Adı bende saklı emekli bir öğretmenimiz, “Öğretmenim, bu yazımı okur musun…” adlı yazımla ilgili olarak, görüş ve düşüncelerini iletmiş.
Elmeğime (elektronik posta adresi) on gün önce gelen, ancak gözümden kaçan bu yazıyı, (özetleyerek) sizlerle paylaşmak istiyorum.
Sevgili Öğretmenim şöyle diyor yazısında…
“…Deveye sormuşlar, ‘neden boynun eğri?’ diye; o da demiş ki, ‘nerem doğru ki’…
Bizim ulusal eğitim politikamız da o hesaptır, Sayın Haboğlu…
İçinden gelerek, hakkını vererek yapanlar ve yapmak isteyenler için, öğretmenlik mesleği, meslek ötesi bir meslektir.
Bu meslek; özveri isteyen, sevgi isteyen, hoşgörü isteyen, metanet isteyen, sabır isteyen, inanç isteyen, yürek isteyen bir meslektir.
Bizler, ülkenin geleceğini şekillendiren, geleceğine yön veren mesleğin mensuplarıyız.
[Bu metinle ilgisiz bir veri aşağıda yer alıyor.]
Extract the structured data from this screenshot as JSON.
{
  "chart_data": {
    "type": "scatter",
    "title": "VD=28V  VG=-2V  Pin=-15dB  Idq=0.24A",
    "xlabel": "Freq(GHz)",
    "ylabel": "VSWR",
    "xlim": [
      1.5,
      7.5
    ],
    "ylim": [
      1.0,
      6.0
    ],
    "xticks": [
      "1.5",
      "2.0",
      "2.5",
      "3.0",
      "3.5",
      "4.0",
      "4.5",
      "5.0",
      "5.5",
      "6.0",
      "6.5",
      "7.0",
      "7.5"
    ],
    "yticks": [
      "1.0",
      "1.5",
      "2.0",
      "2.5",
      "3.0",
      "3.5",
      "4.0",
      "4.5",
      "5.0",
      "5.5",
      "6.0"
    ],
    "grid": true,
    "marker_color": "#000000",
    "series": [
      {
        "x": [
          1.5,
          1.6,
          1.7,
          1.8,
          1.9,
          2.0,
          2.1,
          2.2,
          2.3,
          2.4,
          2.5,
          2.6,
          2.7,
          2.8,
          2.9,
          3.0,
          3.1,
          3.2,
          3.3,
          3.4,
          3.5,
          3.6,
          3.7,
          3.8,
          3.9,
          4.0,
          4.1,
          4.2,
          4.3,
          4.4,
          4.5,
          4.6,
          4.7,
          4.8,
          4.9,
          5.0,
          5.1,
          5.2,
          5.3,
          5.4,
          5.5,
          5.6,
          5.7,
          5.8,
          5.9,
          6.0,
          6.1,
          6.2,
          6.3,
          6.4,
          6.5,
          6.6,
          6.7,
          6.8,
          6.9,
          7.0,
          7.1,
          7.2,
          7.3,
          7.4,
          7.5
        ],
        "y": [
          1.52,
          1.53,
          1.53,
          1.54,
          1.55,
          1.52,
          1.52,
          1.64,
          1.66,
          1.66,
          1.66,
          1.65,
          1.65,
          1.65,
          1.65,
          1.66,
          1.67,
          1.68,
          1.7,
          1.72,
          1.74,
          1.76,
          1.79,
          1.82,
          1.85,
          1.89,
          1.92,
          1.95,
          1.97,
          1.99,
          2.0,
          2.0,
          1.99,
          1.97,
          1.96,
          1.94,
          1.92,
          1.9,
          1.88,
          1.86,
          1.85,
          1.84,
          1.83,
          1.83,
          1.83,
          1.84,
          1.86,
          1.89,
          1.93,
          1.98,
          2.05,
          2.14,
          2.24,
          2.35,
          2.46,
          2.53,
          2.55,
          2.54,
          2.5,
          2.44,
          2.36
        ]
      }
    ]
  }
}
Bizler, insan ustaları, insan mimarlarıyız.
İnsan ustaları, insan mimarlarıyız da… ‘da’ işte…
İşte buradaki, bu ‘da’ tamlaması var ya… Bu tamlama, her şeyin özeti işte…
(…)
Benim annemle babam da öğretmendi Sayın Haboğlu. İçinde bulunduğumuz koşullarımız, beni de bu mesleğe sürükledi. 28 yılımı verdim bu mesleğe. Severek çalıştım. İçimden gelerek çalıştım. Hiç pişmanlık duymadan; keyfini, hazzını, mutluluğunu çıkara çıkara; gururunu, onurunu yaşaya yaşaya çalıştım.
Diyebilirsiniz ki, ‘ ne keyif, ne keyif!!!!...’
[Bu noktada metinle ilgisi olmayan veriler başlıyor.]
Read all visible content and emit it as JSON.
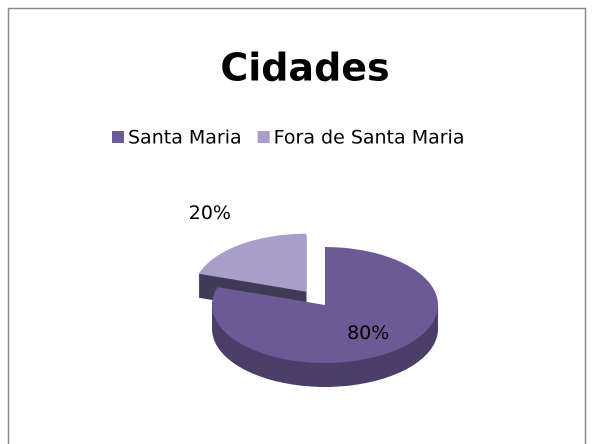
{
  "chart_data": {
    "type": "pie",
    "title": "Cidades",
    "categories": [
      "Santa Maria",
      "Fora de Santa Maria"
    ],
    "values": [
      80,
      20
    ],
    "value_labels": [
      "80%",
      "20%"
    ],
    "colors": [
      "#6b5a96",
      "#a99dc9"
    ],
    "legend": "top"
  }
}
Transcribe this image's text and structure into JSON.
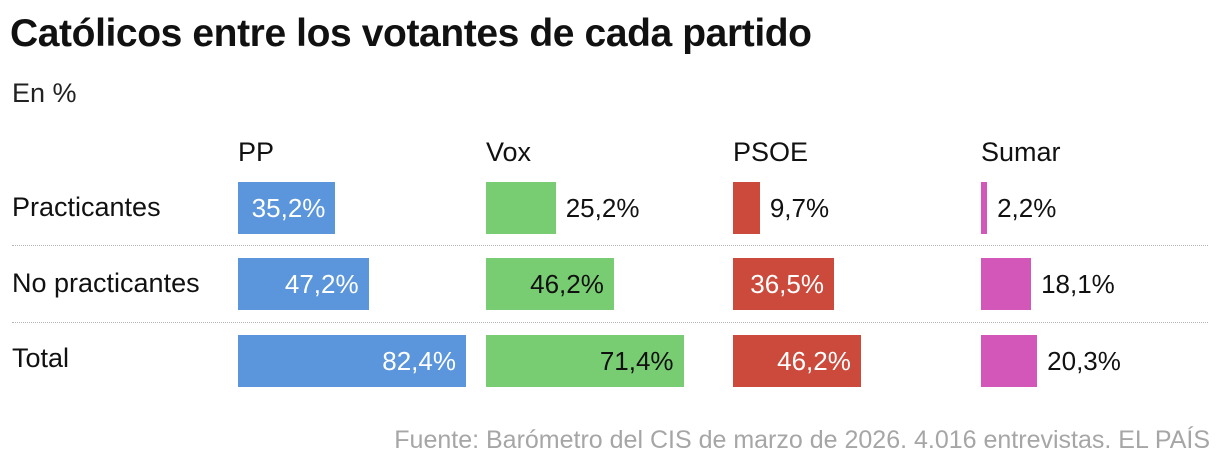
{
  "title": "Católicos entre los votantes de cada partido",
  "subtitle": "En %",
  "source": "Fuente: Barómetro del CIS de marzo de 2026. 4.016 entrevistas. EL PAÍS",
  "chart_data": {
    "type": "bar",
    "orientation": "horizontal",
    "layout": "small-multiples",
    "categories": [
      "Practicantes",
      "No practicantes",
      "Total"
    ],
    "series": [
      {
        "name": "PP",
        "color": "#5b96dd",
        "values": [
          35.2,
          47.2,
          82.4
        ],
        "labels": [
          "35,2%",
          "47,2%",
          "82,4%"
        ]
      },
      {
        "name": "Vox",
        "color": "#78cd72",
        "values": [
          25.2,
          46.2,
          71.4
        ],
        "labels": [
          "25,2%",
          "46,2%",
          "71,4%"
        ]
      },
      {
        "name": "PSOE",
        "color": "#cc4a3b",
        "values": [
          9.7,
          36.5,
          46.2
        ],
        "labels": [
          "9,7%",
          "36,5%",
          "46,2%"
        ]
      },
      {
        "name": "Sumar",
        "color": "#d357b8",
        "values": [
          2.2,
          18.1,
          20.3
        ],
        "labels": [
          "2,2%",
          "18,1%",
          "20,3%"
        ]
      }
    ],
    "xlim": [
      0,
      100
    ],
    "grid": false,
    "legend": "none"
  }
}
Haklısınız, kolay anlaşılır bir durum değildir, bu durum…
Eli henüz kalem bile tutamayan, annesinden ayrılamayan, gözü oyunda aklı evinde süt kuzularına, şekil şemal vermektir bizim işimiz.
İsteriz ki ya da en azından ben isterim ki; Atatürk ilkeleri doğrultusunda, vatanına ve milletine bağlı, insana ve doğaya saygılı, yaşadığı ortamı koruyan kollayan, özgür ve bilimsel düşünen, paylaşımcı, katılımcı, hoşgörülü, sosyal yönü güçlü, üretken, yaratıcı… çocuklar yetiştireyim.
Yapabilir miyiz?
Yapamayız…
Daha doğrusu yaptırmazlar.
Niye?
Niyesi şu…
… …
Önce okul müdürlerinden örnek vereyim.
Okul müdürleri, devrin ve düzenin adamlarıdır. Kendi kafalarına göre demokrasi ve yönetim anlayışları vardır. Vizyonları, hayat görüşleri ve sendikal bağlarıyla sınırlıdırlar.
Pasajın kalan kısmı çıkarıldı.